Crisi/Gioverdì vertice Ue con uno sguardo al default Usa. Una guerra all'eurozona
L'appuntamento chiave della settimana è il vertice dei leader europei in calendario giovedì. Dopo l' ennesimo lunedì nero dei mercati, è ormai chiaro che la crisi del debito sovrano in Europa ha poco a che fare con la reale situazione sul terreno: la speculazione ha ignorato gli stress test delle banche del vecchio continente (largamente positivi salvo pochissime eccezioni, soprattutto spagnole), la manovra italiana che ha raddoppiato di consistenza in una settimana, gli stessi conti pubblici di Francia e Germania finiti nel mirino.
Insomma, è in atto una vera e propria guerra all'eurozona. Come dice l'analista americano Webster Tarpley, sembra in corso un tentativo di esportare la depressione Usa in Europa per salvare il dollaro e scongiurare il default degli Stati Uniti che rappresenterebbe il vero Big One dell'economia mondiale.
Il secondo appuntamento chiave è dunque il 2 agosto, data limite indicata dal ministro del Tesoro americano Timothy Geithner per evitare il default Usa che scatenerebbe un terremoto finanziario mondiale. L'accordo tra Barak Obama e l'opposizione repubblicana è ancora lontano, ma intanto le lancette dell'orologio scorrono: i grandi fondi americani che detengono importanti quote del debito europeo hanno individuato nel nostro Paese l'anello cruciale di collegamento tra i Paesi più indebitati e la locomotiva franco-tedesca.

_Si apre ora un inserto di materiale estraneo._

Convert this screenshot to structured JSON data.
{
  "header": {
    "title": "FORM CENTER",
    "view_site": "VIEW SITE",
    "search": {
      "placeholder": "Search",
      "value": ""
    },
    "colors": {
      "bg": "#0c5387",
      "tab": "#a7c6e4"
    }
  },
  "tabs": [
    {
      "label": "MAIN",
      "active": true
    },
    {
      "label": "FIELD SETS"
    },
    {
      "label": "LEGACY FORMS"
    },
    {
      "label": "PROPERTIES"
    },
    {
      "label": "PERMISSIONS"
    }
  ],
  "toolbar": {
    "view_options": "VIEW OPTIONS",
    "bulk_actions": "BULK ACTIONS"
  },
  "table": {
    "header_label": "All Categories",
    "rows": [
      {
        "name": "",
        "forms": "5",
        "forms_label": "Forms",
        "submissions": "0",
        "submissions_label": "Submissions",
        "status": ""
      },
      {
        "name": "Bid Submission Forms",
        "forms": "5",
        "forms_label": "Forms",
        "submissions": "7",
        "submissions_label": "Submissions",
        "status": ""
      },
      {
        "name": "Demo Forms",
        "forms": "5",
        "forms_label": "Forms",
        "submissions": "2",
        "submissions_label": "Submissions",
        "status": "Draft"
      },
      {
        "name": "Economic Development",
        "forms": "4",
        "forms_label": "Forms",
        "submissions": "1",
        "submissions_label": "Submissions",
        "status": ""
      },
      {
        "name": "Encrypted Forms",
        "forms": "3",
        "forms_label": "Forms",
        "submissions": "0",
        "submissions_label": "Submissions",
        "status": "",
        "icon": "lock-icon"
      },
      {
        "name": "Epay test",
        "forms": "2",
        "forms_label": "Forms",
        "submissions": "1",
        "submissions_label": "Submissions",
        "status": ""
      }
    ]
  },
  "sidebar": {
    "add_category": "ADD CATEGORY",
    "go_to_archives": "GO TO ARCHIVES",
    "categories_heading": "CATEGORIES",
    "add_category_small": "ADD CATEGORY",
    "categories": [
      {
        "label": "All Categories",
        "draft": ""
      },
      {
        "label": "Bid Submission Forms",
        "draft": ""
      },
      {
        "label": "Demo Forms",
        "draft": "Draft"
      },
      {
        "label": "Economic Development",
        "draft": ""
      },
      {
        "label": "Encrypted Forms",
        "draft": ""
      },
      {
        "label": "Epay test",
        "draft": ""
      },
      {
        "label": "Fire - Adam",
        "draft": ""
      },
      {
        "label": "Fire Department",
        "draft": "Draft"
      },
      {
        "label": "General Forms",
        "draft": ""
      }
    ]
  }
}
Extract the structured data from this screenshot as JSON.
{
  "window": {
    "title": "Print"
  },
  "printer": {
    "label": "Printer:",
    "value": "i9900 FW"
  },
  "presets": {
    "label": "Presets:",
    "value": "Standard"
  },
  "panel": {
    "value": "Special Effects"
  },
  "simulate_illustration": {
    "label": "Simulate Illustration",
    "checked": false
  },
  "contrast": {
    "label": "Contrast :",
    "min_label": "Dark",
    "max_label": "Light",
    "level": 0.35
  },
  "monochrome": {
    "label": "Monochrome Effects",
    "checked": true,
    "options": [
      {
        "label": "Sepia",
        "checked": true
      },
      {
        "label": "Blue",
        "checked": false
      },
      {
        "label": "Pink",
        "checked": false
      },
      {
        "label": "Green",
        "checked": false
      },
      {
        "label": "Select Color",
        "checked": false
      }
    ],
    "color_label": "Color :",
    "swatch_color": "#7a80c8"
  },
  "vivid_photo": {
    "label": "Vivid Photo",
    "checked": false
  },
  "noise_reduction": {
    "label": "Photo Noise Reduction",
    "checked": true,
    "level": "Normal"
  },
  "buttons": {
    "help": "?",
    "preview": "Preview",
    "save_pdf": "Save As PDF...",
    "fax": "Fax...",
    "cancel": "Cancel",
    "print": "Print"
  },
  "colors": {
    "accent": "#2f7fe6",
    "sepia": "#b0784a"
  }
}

Trovare una via d'uscita in questo scenario non è facile e lo hanno verificato Giorgio Napolitano e Silvio Berlusconi nel loro incontro a quattrocchi al Quirinale. E' probabile che la Finanziaria fresca di varo abbia bisogno di essere potenziata ma il monito del capo dello Stato sulla necessità di nuovi momenti di coesione (come quello che ha portato al varo della manovra in quattro giorni) è caduto sostanzialmente nel vuoto: l'opposizione non intende donare ancora sangue al governo e chiede le dimissioni del premier giudicandolo non più credibile sul palcoscenico internazionale.
Ma ciò non comporterebbe nuovi momenti di instabilità, come del resto le elezioni anticipate proposte dal Pd? Pier Ferdinando Casini coglie questa contraddizione quando chiede, inascoltato, un governo di unità nazionale: si tratterebbe di mettere sulle spalle di tutti il peso delle scelte impopolari, scavalcando la paura dei partiti di perdere voti senza contropartita. Una prova di responsabilità collettiva e un modo per cancellare il fantasma del governo tecnico che serpeggia ostinato nei palazzi del potere ma che costituirebbe una certificazione, ragiona il leader Udc, dell'impotenza della politica.
Sono scenari comunque nebbiosi. Il centrodestra, che ha i numeri in Parlamento, non ha nessuna intenzione di fare passi indietro. Anzi, di fronte alla montante protesta dei costi della politica, che non sono stati intaccati nonostante i sacrifici richiesti ai comuni cittadini, ha presentato con Umberto Bossi un'ipotesi di riforma della Costituzione che dimezza il numero dei parlamentari, conferisce più poteri al primo ministro e introduce il Senato federale. Un espediente per non fare nulla, decreta Massimo D'Alema.
Come che sia, la maggioranza è chiamata a una prova di compattezza.
Pdl e Lega infatti marciano divisi verso il cruciale voto di mercoledì sull'arresto di Alfonso Papa: l'Udc chiede al Carroccio di battersi per il voto palese nell'evidente tentativo di addossargli la responsabilità di un eventuale verdetto favorevole al deputato del Pdl espresso a scrutinio segreto. Ma in realtà la partita è più complessa in quanto in tutta l'opposizione esiste un'ala garantista contraria in via di principio alle manette per i parlamentari, salvo episodi eclatanti: domani se ne valuterà la reale consistenza.
Berlusconi deve evitare che i casi Papa e Milanese si trasformino in una bomba ad orologeria sotto la sua poltrona e qui serve la tenuta dell'asse del Nord (che significa anche fine delle ostilità con Giulio Tremonti). L'emergenza economica ha di fatto frenato i tatticismi interni e rinviato a data da stabilire il rimpasto che attende da qualche settimana. In questa partita conta anche la parola del Colle e il Cavaliere non sembra ancora avere in mano l'identikit giusto per il successore di Alfano alla delicata carica di Guardasigilli.